Moving Away from My Loved Ones Was an Incredibly Beautiful Experience — Here’s Why
I’ve always found the timing of funerals ironic. All of a person’s loved ones gather in the same place and share all the things they admire about a person, painting a beautiful picture of how one person’s life touched so many others. But the person who’s being remembered — the hub of all the people at the funeral — isn’t there (in person, anyway) to receive it.
When my family and I moved from the place we’d called home for a decade, funerals weren’t on my mind. But what happened as we separated from our friends and loved ones in Tallahassee was similar to what I wish funerals could be: Everyone sharing cherished memories and communicating how much someone means to them with people who are still alive.

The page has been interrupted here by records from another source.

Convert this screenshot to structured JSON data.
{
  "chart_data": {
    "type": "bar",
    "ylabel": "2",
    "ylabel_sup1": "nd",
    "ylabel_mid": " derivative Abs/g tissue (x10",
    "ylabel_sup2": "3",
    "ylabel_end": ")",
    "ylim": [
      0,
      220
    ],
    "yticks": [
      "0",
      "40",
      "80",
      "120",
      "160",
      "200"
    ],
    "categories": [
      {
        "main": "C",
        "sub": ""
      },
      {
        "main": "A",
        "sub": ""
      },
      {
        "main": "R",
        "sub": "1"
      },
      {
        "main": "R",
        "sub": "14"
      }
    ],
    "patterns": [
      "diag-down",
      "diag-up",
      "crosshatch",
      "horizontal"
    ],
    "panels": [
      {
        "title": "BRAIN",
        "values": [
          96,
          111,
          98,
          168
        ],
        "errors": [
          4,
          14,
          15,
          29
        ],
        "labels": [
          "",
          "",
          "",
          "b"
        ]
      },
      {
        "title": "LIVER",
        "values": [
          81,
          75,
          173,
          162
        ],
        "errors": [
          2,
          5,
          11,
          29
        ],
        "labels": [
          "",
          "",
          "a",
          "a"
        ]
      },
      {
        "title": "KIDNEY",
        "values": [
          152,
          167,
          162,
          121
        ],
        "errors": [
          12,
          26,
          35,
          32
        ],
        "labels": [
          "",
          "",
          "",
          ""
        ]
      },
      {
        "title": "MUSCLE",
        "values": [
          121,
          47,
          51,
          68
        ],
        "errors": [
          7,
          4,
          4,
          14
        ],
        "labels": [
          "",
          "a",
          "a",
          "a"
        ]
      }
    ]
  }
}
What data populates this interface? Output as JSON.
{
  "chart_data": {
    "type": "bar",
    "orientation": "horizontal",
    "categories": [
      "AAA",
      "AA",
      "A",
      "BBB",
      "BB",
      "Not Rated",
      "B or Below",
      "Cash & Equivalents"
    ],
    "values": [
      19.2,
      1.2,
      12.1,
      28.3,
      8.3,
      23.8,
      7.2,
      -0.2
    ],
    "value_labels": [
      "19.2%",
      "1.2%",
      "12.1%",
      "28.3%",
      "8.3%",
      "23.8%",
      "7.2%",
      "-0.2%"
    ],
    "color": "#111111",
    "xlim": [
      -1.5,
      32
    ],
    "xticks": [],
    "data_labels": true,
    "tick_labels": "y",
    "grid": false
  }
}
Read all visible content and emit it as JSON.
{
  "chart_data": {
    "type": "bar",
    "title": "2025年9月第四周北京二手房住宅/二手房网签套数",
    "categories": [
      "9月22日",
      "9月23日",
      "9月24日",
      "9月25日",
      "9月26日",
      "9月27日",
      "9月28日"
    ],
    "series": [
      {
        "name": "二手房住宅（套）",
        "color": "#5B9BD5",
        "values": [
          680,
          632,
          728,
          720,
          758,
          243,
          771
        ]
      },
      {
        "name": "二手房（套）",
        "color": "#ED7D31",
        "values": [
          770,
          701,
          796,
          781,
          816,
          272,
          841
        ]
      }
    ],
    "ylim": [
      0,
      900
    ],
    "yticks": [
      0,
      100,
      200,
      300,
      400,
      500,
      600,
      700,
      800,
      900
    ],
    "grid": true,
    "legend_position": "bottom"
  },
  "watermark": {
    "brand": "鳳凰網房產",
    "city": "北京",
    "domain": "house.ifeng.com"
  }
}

We decided we were moving about a year before we actually left, so saying goodbye was a specter that grew closer and closer as the months passed. The impending move helped my family and our loved ones reveal exactly how we felt about one another — and not only that, but it helped us express it as our days together dwindled.
When the time finally came to say goodbye, facing it was almost a relief. Our closest friends made our last days so incredibly special. Even the tears were precious because they expressed the pain of love and loss.
A few weeks before we moved, our next-door neighbors had us and our other neighbor friends over for dinner. We enjoyed a delicious meal in a beautiful garden on tables set with floral tablecloths and twinkling with candles. The wine and the hilarious memories flowed, and the love and care was palpable. My husband even stood up and gave a speech about how he felt like we all got to experience what “love thy neighbor” means.
About a week before we moved, we had a pool party with the two families we were closest to. The pandemic, of course, hung in the shadows, but it was a foil to the bond that had been strengthened and forged in the last couple years in particular. We swam, we ate, and our small talk felt almost silly. But we couldn’t talk about the big stuff; it was just too much. Being together was poignant and we topped off the night with a slideshow I put together of years’ worth of pictures of our families. I’m not sure there was a dry eye in the room.
When we attended our last soccer game of the season, we were able to take a couple hours out of packing to join an end-of-season pool party. (Yes, Florida has lots of pool parties.) As we walked to our car when it was time to leave, a few of my son’s teammates trailed behind us and called out their see-you-laters to my son with a kind of vulnerability thickly layered with nonchalance that only 11-year-old boys can muster. It’s a scene that will live in my mind’s eye, always.
The night before we left was bonkers. Our neighbors fed us dinner and then came over and helped us unscrew art from the wall and dig through trash to find an accidentally thrown-out necklace. (Now that’s love! And yes, we found it.) Our friends came by with cupcakes and cards and we shared long, slow hugs given on the threshold between two lives.
Through all the sadness, we were uplifted by the unselfish support of our loved ones. Whether they fully understood why we needed a new start or not, they trusted us and sent us off into our new beginning with the wind in our sails. Of all that I looked forward to in our life ahead, I never expected our goodbyes to be such a beautiful gift.